During this last week, many of us have visited and prayed in Assisi. St Francis received the power, love and self-control of God and heard the words of the Apostles: “Increase our faith.” Pope Benedict in his recent book: Jesus of Nazareth explains that “the saints are the true interpreters of Holy Scripture. The meaning of a given passage of the Bible becomes most intelligible in those human beings who have been totally transfixed by it and have lived it out.” For St Francis, his faith lead him to humility, and Pope Benedict says that “this extreme humility was above all freedom for service, freedom for mission, and ultimately trust in God.”[1]

St Francis’s faith lead him to hear the words of Christ: “Rebuild my Church!” These words are extended to all of us. No longer can we sit back and see the Church continue to suffer ridicule, humiliation and false accusations by those who seek to destroy faith and belief in God.

Pope Paul VI in 1972 recognised that many in the world no longer see the importance of belonging to a Church and that many believe that they can make their own decisions about faith, even if this is contrary to almost 2000 years of Christian belief. He said People no longer trust the Church; they trust the secular profane prophet that speaks to us from some newspaper or from some social movement.”

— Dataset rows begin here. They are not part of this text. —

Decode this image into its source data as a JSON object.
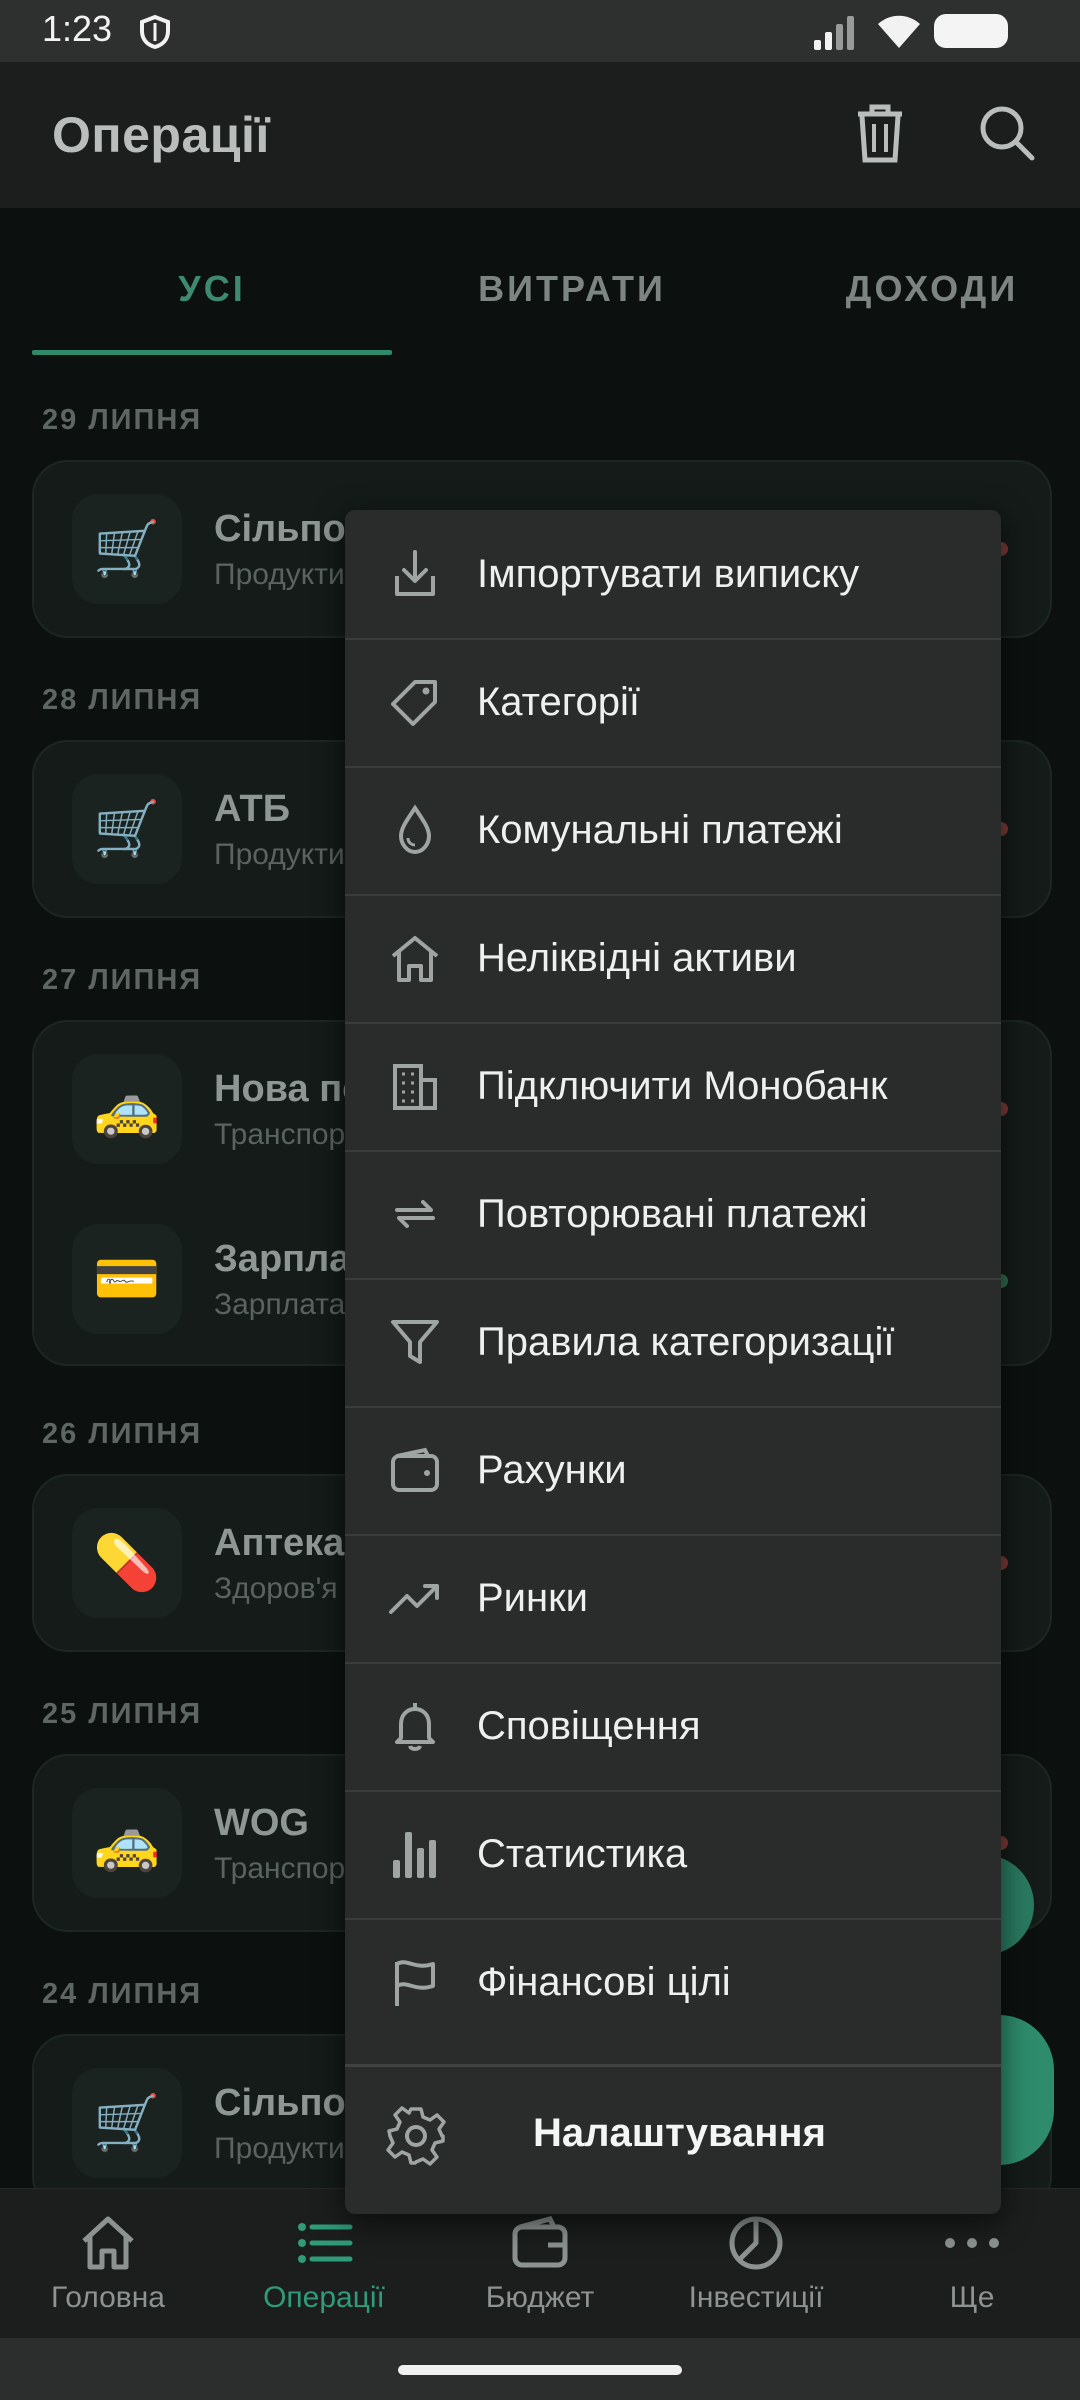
{
  "status_bar": {
    "time": "1:23"
  },
  "app_bar": {
    "title": "Операції"
  },
  "tabs": [
    {
      "label": "УСІ",
      "active": true
    },
    {
      "label": "ВИТРАТИ",
      "active": false
    },
    {
      "label": "ДОХОДИ",
      "active": false
    }
  ],
  "groups": [
    {
      "date": "29 ЛИПНЯ",
      "items": [
        {
          "icon": "🛒",
          "name": "Сільпо",
          "sub": "Продукти"
        }
      ]
    },
    {
      "date": "28 ЛИПНЯ",
      "items": [
        {
          "icon": "🛒",
          "name": "АТБ",
          "sub": "Продукти"
        }
      ]
    },
    {
      "date": "27 ЛИПНЯ",
      "items": [
        {
          "icon": "🚕",
          "name": "Нова по",
          "sub": "Транспор"
        },
        {
          "icon": "💳",
          "name": "Зарпла",
          "sub": "Зарплата"
        }
      ]
    },
    {
      "date": "26 ЛИПНЯ",
      "items": [
        {
          "icon": "💊",
          "name": "Аптека",
          "sub": "Здоров'я"
        }
      ]
    },
    {
      "date": "25 ЛИПНЯ",
      "items": [
        {
          "icon": "🚕",
          "name": "WOG",
          "sub": "Транспор"
        }
      ]
    },
    {
      "date": "24 ЛИПНЯ",
      "items": [
        {
          "icon": "🛒",
          "name": "Сільпо",
          "sub": "Продукти"
        }
      ]
    }
  ],
  "menu": {
    "items": [
      {
        "label": "Імпортувати виписку",
        "icon": "import-icon"
      },
      {
        "label": "Категорії",
        "icon": "tag-icon"
      },
      {
        "label": "Комунальні платежі",
        "icon": "drop-icon"
      },
      {
        "label": "Неліквідні активи",
        "icon": "house-icon"
      },
      {
        "label": "Підключити Монобанк",
        "icon": "building-icon"
      },
      {
        "label": "Повторювані платежі",
        "icon": "repeat-icon"
      },
      {
        "label": "Правила категоризації",
        "icon": "filter-icon"
      },
      {
        "label": "Рахунки",
        "icon": "wallet-icon"
      },
      {
        "label": "Ринки",
        "icon": "trend-icon"
      },
      {
        "label": "Сповіщення",
        "icon": "bell-icon"
      },
      {
        "label": "Статистика",
        "icon": "bar-chart-icon"
      },
      {
        "label": "Фінансові цілі",
        "icon": "flag-icon"
      }
    ],
    "settings_label": "Налаштування"
  },
  "bottom_nav": [
    {
      "label": "Головна",
      "icon": "home-icon",
      "active": false
    },
    {
      "label": "Операції",
      "icon": "list-icon",
      "active": true
    },
    {
      "label": "Бюджет",
      "icon": "wallet-icon",
      "active": false
    },
    {
      "label": "Інвестиції",
      "icon": "pie-icon",
      "active": false
    },
    {
      "label": "Ще",
      "icon": "more-icon",
      "active": false
    }
  ],
  "colors": {
    "accent": "#2f9b78",
    "menu_bg": "#2a2b2b",
    "dim_bg": "#0c110f"
  }
}
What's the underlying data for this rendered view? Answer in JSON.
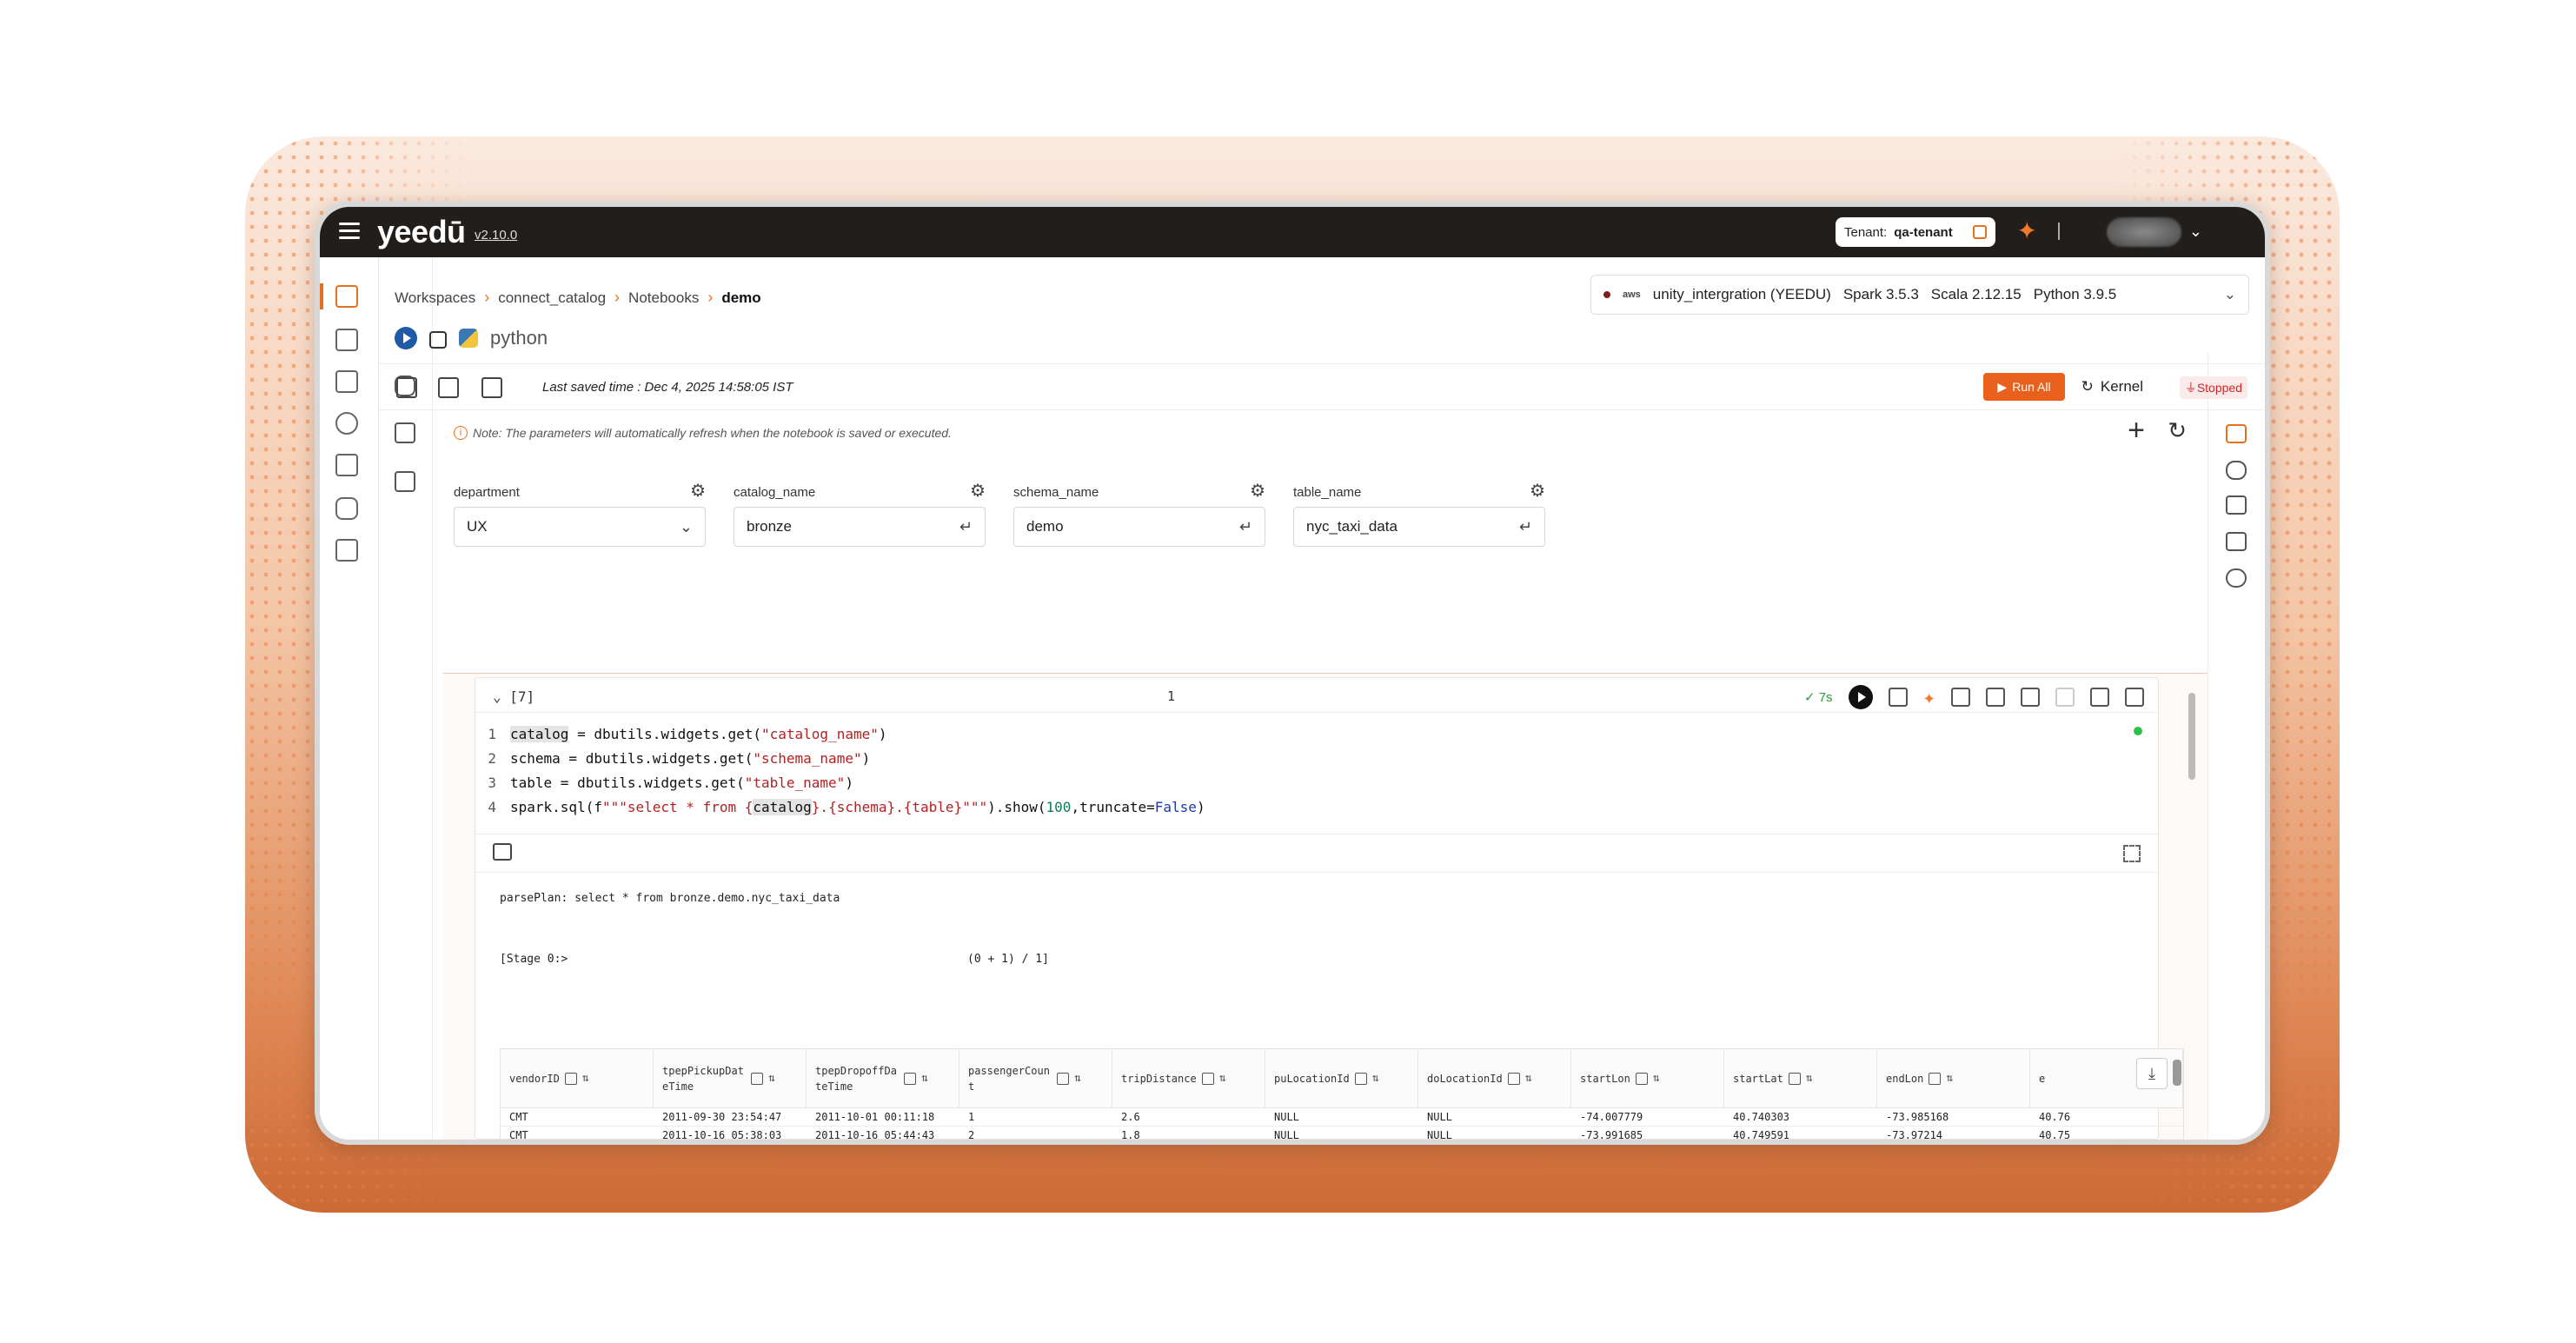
{
  "app": {
    "logo": "yeedū",
    "version": "v2.10.0"
  },
  "topbar": {
    "tenant_label": "Tenant:",
    "tenant_name": "qa-tenant"
  },
  "breadcrumb": [
    "Workspaces",
    "connect_catalog",
    "Notebooks",
    "demo"
  ],
  "cluster": {
    "provider": "aws",
    "name": "unity_intergration (YEEDU)",
    "spark": "Spark 3.5.3",
    "scala": "Scala 2.12.15",
    "python": "Python 3.9.5"
  },
  "language": "python",
  "toolbar": {
    "saved_time": "Last saved time : Dec 4, 2025 14:58:05 IST",
    "run_all": "Run All",
    "kernel": "Kernel",
    "kernel_status": "Stopped"
  },
  "note": "Note: The parameters will automatically refresh when the notebook is saved or executed.",
  "widgets": [
    {
      "label": "department",
      "value": "UX"
    },
    {
      "label": "catalog_name",
      "value": "bronze"
    },
    {
      "label": "schema_name",
      "value": "demo"
    },
    {
      "label": "table_name",
      "value": "nyc_taxi_data"
    }
  ],
  "cell": {
    "exec_count": "[7]",
    "number": "1",
    "duration": "7s",
    "code": [
      {
        "n": "1",
        "parts": [
          [
            "hl",
            "catalog"
          ],
          [
            "",
            " = dbutils.widgets.get("
          ],
          [
            "str",
            "\"catalog_name\""
          ],
          [
            "",
            ")"
          ]
        ]
      },
      {
        "n": "2",
        "parts": [
          [
            "",
            "schema = dbutils.widgets.get("
          ],
          [
            "str",
            "\"schema_name\""
          ],
          [
            "",
            ")"
          ]
        ]
      },
      {
        "n": "3",
        "parts": [
          [
            "",
            "table = dbutils.widgets.get("
          ],
          [
            "str",
            "\"table_name\""
          ],
          [
            "",
            ")"
          ]
        ]
      },
      {
        "n": "4",
        "parts": [
          [
            "",
            "spark.sql(f"
          ],
          [
            "str",
            "\"\"\"select * from {"
          ],
          [
            "hl",
            "catalog"
          ],
          [
            "str",
            "}.{schema}.{table}\"\"\""
          ],
          [
            "",
            ").show("
          ],
          [
            "num",
            "100"
          ],
          [
            "",
            ",truncate="
          ],
          [
            "kw",
            "False"
          ],
          [
            "",
            ")"
          ]
        ]
      }
    ],
    "output": {
      "plan": "parsePlan: select * from bronze.demo.nyc_taxi_data",
      "stage": "[Stage 0:>",
      "progress": "(0 + 1) / 1]"
    },
    "table": {
      "columns": [
        "vendorID",
        "tpepPickupDat eTime",
        "tpepDropoffDa teTime",
        "passengerCoun t",
        "tripDistance",
        "puLocationId",
        "doLocationId",
        "startLon",
        "startLat",
        "endLon",
        "e"
      ],
      "rows": [
        [
          "CMT",
          "2011-09-30 23:54:47",
          "2011-10-01 00:11:18",
          "1",
          "2.6",
          "NULL",
          "NULL",
          "-74.007779",
          "40.740303",
          "-73.985168",
          "40.76"
        ],
        [
          "CMT",
          "2011-10-16 05:38:03",
          "2011-10-16 05:44:43",
          "2",
          "1.8",
          "NULL",
          "NULL",
          "-73.991685",
          "40.749591",
          "-73.97214",
          "40.75"
        ]
      ]
    }
  }
}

My friends, we all need to speak with clarity, with conviction and we need to live our lives as examples of our faith. For years to come the Feast of St Francis of Assisi will be permanently etched in our minds as the day when our relative or friend was ordained a deacon in St Peter’s Basilica.

My friends, Christ tells us “To whom much is given, much is expected.” We have all received a great deal this week. Now each and every one of us is given the mission to spread the message of hope and joy about what we have received and experienced. The best way for us to be prepared for this mission is to enter fully into the mystery of Christ’s suffering, death and resurrection, which will be made present for us on this altar. As the Eucharistic prayer is prayed, and then as you come forward to receive Christ: pray the words: “Lord increase our faith.”

[1] Pope Benedict XVI, Jesus of Nazareth, pg 78.